Duke HTS Course Tutorial - Introduction to Computing for HTS Experiments

Course Components

In this course, you will learn how to generate and analyze RNAseq data. Roughly, we have the following components:

  • Experimental Design and Statistics How do we design experiments so that results are easily interpretable and answer the question(s) we are interested in.

  • Analysis of Data How do we properly analyze experimental data, so that results are correct.

  • Computational Procedure Analysis pipeline (Bioinformatics)

Finally, we want to do all of the above in a REPRODUCIBLE fashion.

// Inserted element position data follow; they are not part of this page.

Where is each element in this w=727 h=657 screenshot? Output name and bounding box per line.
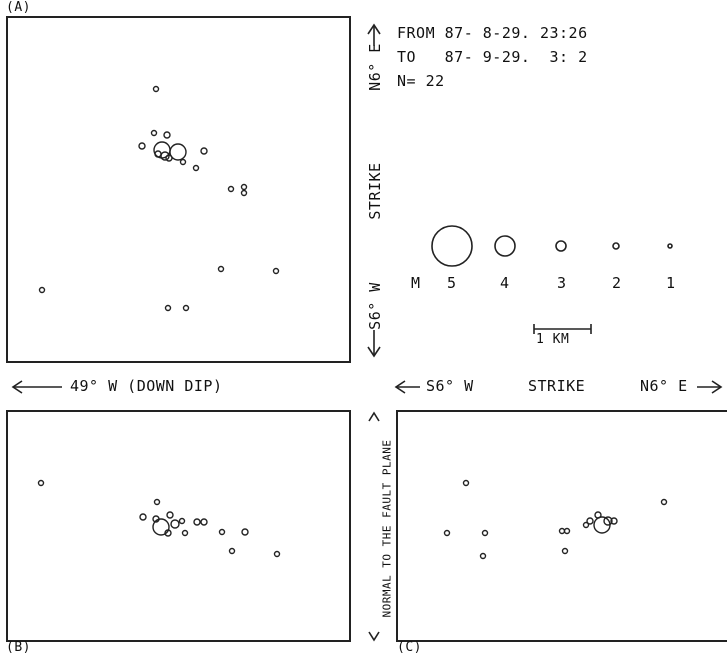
- magnitude-level-3: 3: [557, 274, 567, 292]
- panel-c-events: [443, 479, 668, 560]
- time-range-to: TO 87- 9-29. 3: 2: [397, 48, 588, 66]
- panel-b-label: (B): [6, 640, 31, 655]
- axis-label-strike-horizontal: STRIKE: [528, 377, 586, 395]
- magnitude-level-2: 2: [612, 274, 622, 292]
- scale-bar-label: 1 KM: [536, 332, 570, 347]
- axis-label-s6w-bottom: S6° W: [426, 377, 474, 395]
- axis-label-down-dip: 49° W (DOWN DIP): [70, 377, 223, 395]
- magnitude-level-4: 4: [500, 274, 510, 292]
- panel-a-label: (A): [6, 0, 31, 15]
- panel-c-label: (C): [397, 640, 422, 655]
- magnitude-level-1: 1: [666, 274, 676, 292]
- panel-b-events: [37, 479, 281, 558]
- event-count: N= 22: [397, 72, 445, 90]
- panel-a-events: [38, 85, 280, 312]
- time-range-from: FROM 87- 8-29. 23:26: [397, 24, 588, 42]
- magnitude-level-5: 5: [447, 274, 457, 292]
- axis-label-n6e-bottom: N6° E: [640, 377, 688, 395]
- panel-b-map: [6, 410, 351, 642]
- panel-a-map: [6, 16, 351, 363]
- panel-c-map: [396, 410, 727, 642]
- magnitude-prefix: M: [411, 274, 421, 292]
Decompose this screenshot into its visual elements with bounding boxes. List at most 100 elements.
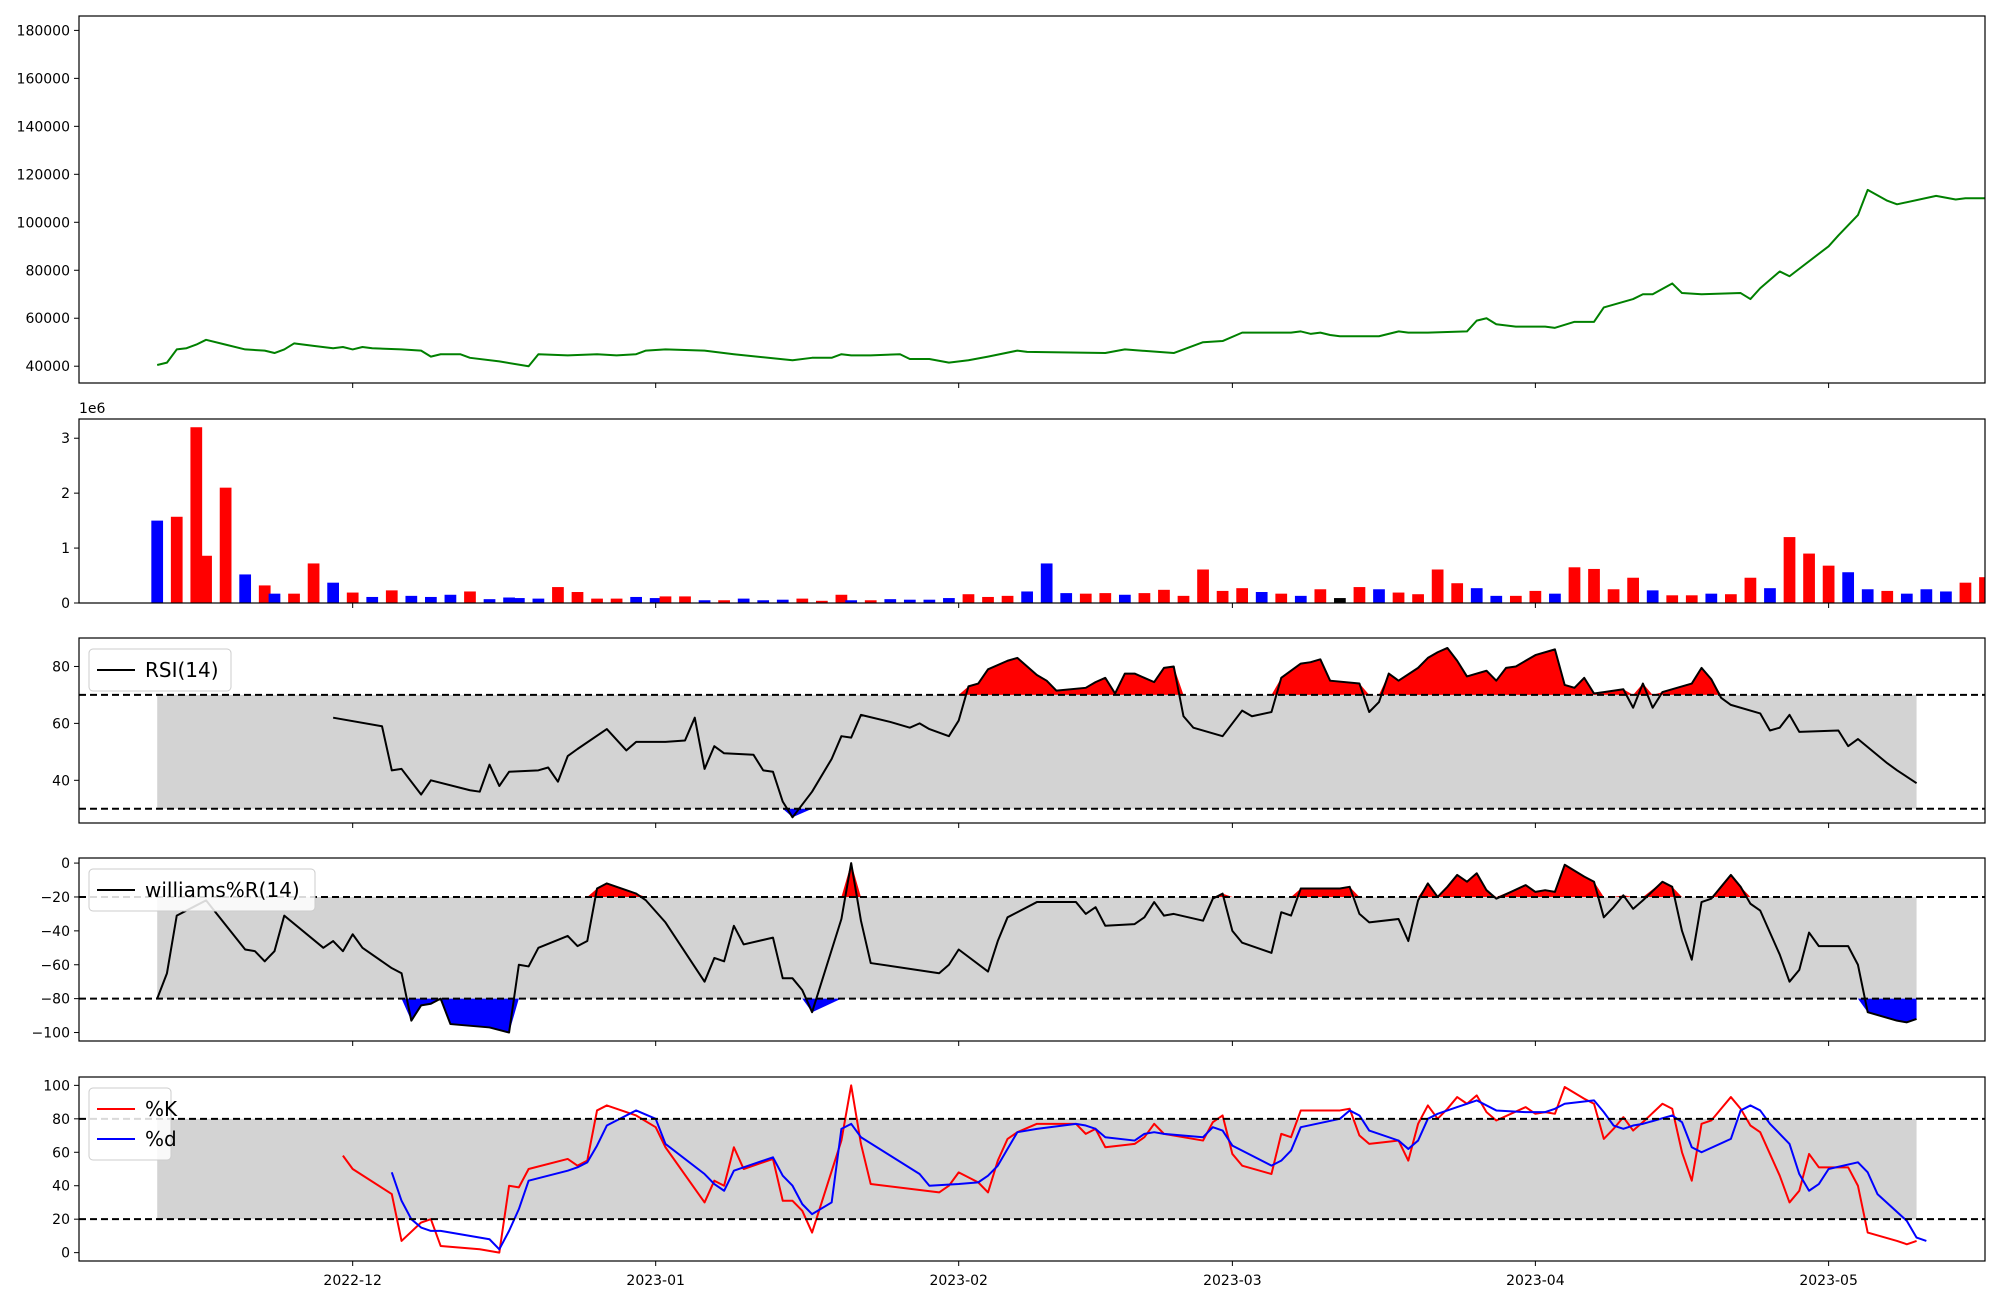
volume-bar-2023-03-14 [1353, 587, 1366, 603]
volume-bar-2023-04-05 [1568, 567, 1581, 603]
stochastic-legend-label: %K [145, 1097, 178, 1121]
volume-bar-2023-02-02 [962, 594, 975, 603]
williams-y-tick-label: −40 [40, 924, 70, 940]
volume-frame [78, 418, 1986, 604]
volume-bar-2023-05-13 [1940, 591, 1952, 603]
volume-bar-2022-11-18 [219, 487, 232, 603]
stochastic-legend-label: %d [145, 1127, 177, 1151]
volume-bar-2023-01-31 [943, 598, 955, 603]
volume-bar-2022-12-11 [444, 594, 457, 603]
volume-bar-2022-12-17 [503, 597, 515, 603]
x-tick-label: 2023-05 [1799, 1273, 1858, 1289]
volume-bar-2023-02-08 [1021, 591, 1033, 603]
rsi-legend-label: RSI(14) [145, 658, 219, 682]
williams-y-tick-label: −20 [40, 890, 70, 906]
volume-bar-2022-12-15 [483, 599, 496, 603]
price-y-tick-label: 120000 [17, 167, 70, 183]
volume-bar-2023-04-29 [1803, 553, 1815, 603]
stochastic-y-tick-label: 80 [52, 1112, 70, 1128]
stochastic-y-tick-label: 0 [61, 1246, 70, 1262]
williams-panel: 0 −20 −40 −60 −80 −100 williams%R(14) [32, 856, 1986, 1046]
volume-bar-2022-12-22 [552, 587, 564, 603]
stochastic-panel: 0 20 40 60 80 100 %K %d [43, 1076, 1986, 1266]
volume-bar-2022-11-16 [200, 555, 212, 603]
volume-bar-2023-04-23 [1744, 577, 1757, 603]
stochastic-legend: %K %d [88, 1087, 178, 1161]
volume-bar-2023-04-25 [1764, 588, 1776, 603]
volume-bar-2022-11-25 [288, 593, 300, 603]
williams-y-tick-label: −100 [32, 1026, 70, 1042]
price-y-tick-label: 180000 [17, 23, 70, 39]
volume-bar-2023-03-24 [1451, 583, 1464, 603]
rsi-legend-box [88, 648, 232, 692]
rsi-band [157, 694, 1917, 809]
volume-bar-2022-12-05 [385, 590, 398, 603]
williams-oversold-fill [157, 998, 1917, 1033]
volume-bar-2023-05-15 [1959, 582, 1972, 603]
volume-bar-2022-12-28 [610, 598, 623, 603]
volume-bar-2022-12-18 [512, 598, 525, 603]
volume-bar-2022-12-26 [591, 598, 603, 603]
stochastic-y-tick-label: 100 [43, 1078, 70, 1094]
volume-bar-2023-04-17 [1685, 595, 1698, 603]
price-panel: 40000 60000 80000 100000 120000 140000 160000 1… [17, 15, 1986, 388]
price-plot-area [156, 188, 1985, 368]
volume-bar-2022-11-15 [190, 427, 203, 603]
stochastic-series-line--k [342, 1084, 1917, 1254]
volume-bar-2022-12-24 [571, 592, 584, 603]
rsi-oversold-fill [333, 808, 1917, 818]
volume-bar-2023-03-04 [1255, 592, 1268, 603]
williams-overbought-fill [157, 863, 1917, 897]
volume-bar-2023-02-12 [1060, 593, 1073, 603]
williams-legend: williams%R(14) [88, 868, 316, 912]
volume-bar-2023-02-14 [1079, 593, 1092, 603]
volume-bar-2023-03-22 [1431, 569, 1444, 603]
volume-bar-2023-04-13 [1646, 590, 1659, 603]
volume-y-tick-label: 3 [61, 431, 70, 447]
volume-bar-2023-02-10 [1040, 563, 1053, 603]
stochastic-y-tick-label: 20 [52, 1212, 70, 1228]
x-tick-label: 2023-01 [626, 1273, 685, 1289]
volume-bar-2023-02-24 [1177, 595, 1190, 603]
volume-bar-2023-03-10 [1314, 589, 1327, 603]
stochastic-band [157, 1118, 1917, 1220]
stochastic-y-tick-label: 40 [52, 1179, 70, 1195]
volume-bar-2023-01-02 [659, 596, 672, 603]
volume-bar-2023-05-01 [1822, 565, 1835, 603]
stochastic-plot-area [79, 1084, 1985, 1254]
volume-bar-2022-11-27 [307, 563, 320, 603]
williams-series-line-williams-r-14- [156, 862, 1917, 1034]
volume-plot-area [151, 427, 1985, 603]
rsi-frame [78, 637, 1986, 824]
rsi-series-line-rsi-14- [332, 646, 1918, 819]
volume-bar-2023-01-08 [718, 600, 730, 603]
volume-bar-2023-04-07 [1588, 568, 1600, 603]
volume-bar-2023-02-18 [1118, 594, 1131, 603]
volume-y-tick-label: 1 [61, 541, 70, 557]
williams-y-tick-label: 0 [61, 856, 70, 872]
volume-bar-2023-03-06 [1275, 593, 1288, 603]
price-y-tick-label: 100000 [17, 215, 70, 231]
volume-y-tick-label: 2 [61, 486, 70, 502]
volume-bar-2023-02-28 [1216, 590, 1229, 603]
volume-axis-offset-label: 1e6 [79, 401, 106, 417]
volume-bar-2023-01-21 [845, 600, 858, 603]
volume-bar-2023-03-08 [1294, 595, 1307, 603]
volume-bar-2023-02-20 [1138, 593, 1151, 603]
volume-bar-2023-03-28 [1490, 595, 1503, 603]
volume-bar-2023-04-15 [1666, 595, 1679, 603]
volume-y-tick-label: 0 [61, 596, 70, 612]
rsi-y-tick-label: 40 [52, 773, 70, 789]
price-y-tick-label: 40000 [25, 359, 70, 375]
volume-bar-2022-11-22 [258, 585, 271, 603]
price-y-tick-label: 140000 [17, 119, 70, 135]
volume-bar-2023-03-30 [1509, 595, 1522, 603]
rsi-y-tick-label: 80 [52, 659, 70, 675]
volume-bar-2022-11-29 [327, 582, 339, 603]
x-tick-label: 2023-02 [929, 1273, 988, 1289]
volume-bar-2023-04-19 [1705, 593, 1718, 603]
volume-bar-2023-03-02 [1236, 588, 1249, 603]
volume-bar-2023-01-29 [923, 599, 936, 603]
volume-bar-2023-01-18 [815, 600, 828, 603]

The analysis pipeline has several different apps. Some are written in R, and so require knowledge of the R programming language (minimal - but some proficiency is needed). Some have components in python, and some are binaries. Both of these last types of applications require moderate proficiency in the 'bash shell' or 'unix command line'. Therefore, we will cover the following topics:

  • Basic R
  • Basic Unix/Linux commands

Additionally, we will use the bootcamp to reinforce the statistical lecture materials by walking you through some of the examples using R, and we will cover some 'data visualization' techniques that include graphics in R.

All of this will be done within the Jupyter notebook tool, which allows for what is called 'literate programming' and reproducible pipelines.

How this is all setup

Detailed instructions will follow, but here is a summary of what is to be done for clarity.

Materials

The course materials are archived in a for download via git. They are also available here as a compressed archive file. If you are a git user, clone the repo using:

$ git clone https://gitlab.oit.duke.edu/janice/hts_final_for_distribution.git

Docker image

A docker image is a virtualized system that can be used to create an isolated computing environment on your computer or on some other server. Our docker image is stored on Dockerhub and may be downloaded from there using []. This image has an Ubuntu 18.04 environment and all of the software necessary to run the HTS pipeline. As such, it is rather large (XX GB).

Docker program

You will need to install the docker program to run the docker image.

Linking the image to files

You will need to have the course materials and any data files on your computer or the server on which you are running the image. You will tell the docker program where these are in the docker run command.

Detailed Instructions

Download the course materials

Download the materials here. Double click on the archive file and extract the materials to the desired folder.

Install docker

Follow these links to install docker for your operating system:

Windows Mac

For Linux systems, use your package manager to install docker

Get the docker image

You will need to open a terminal window or command prompt to enter the following commands.

$ docker pull dukehtscourse/jupyter-hts-2019

Start the image running

$ docker run --name hts-course -v YOUR_DIRECTORY_WITH_COURSE_MATERIAL:/home/jovyan/work \ -d -p 127.0.0.1\:9999\:8888 \ -e PASSWORD="YOUR_CHOSEN_NOTEBOOK_PASSWORD" \ -e NB_UID=1000 \ -t dukehtscourse/jupyter-hts-2019

Run the notebooks

Running on your computer

Open a browser window and go to the address https://localhost:8888

Running on a server

Open a browser window on your computer and go to the address https://<your server url>:8888

Ready to go

You should now see the directory listing in your browser window with all of the course materials.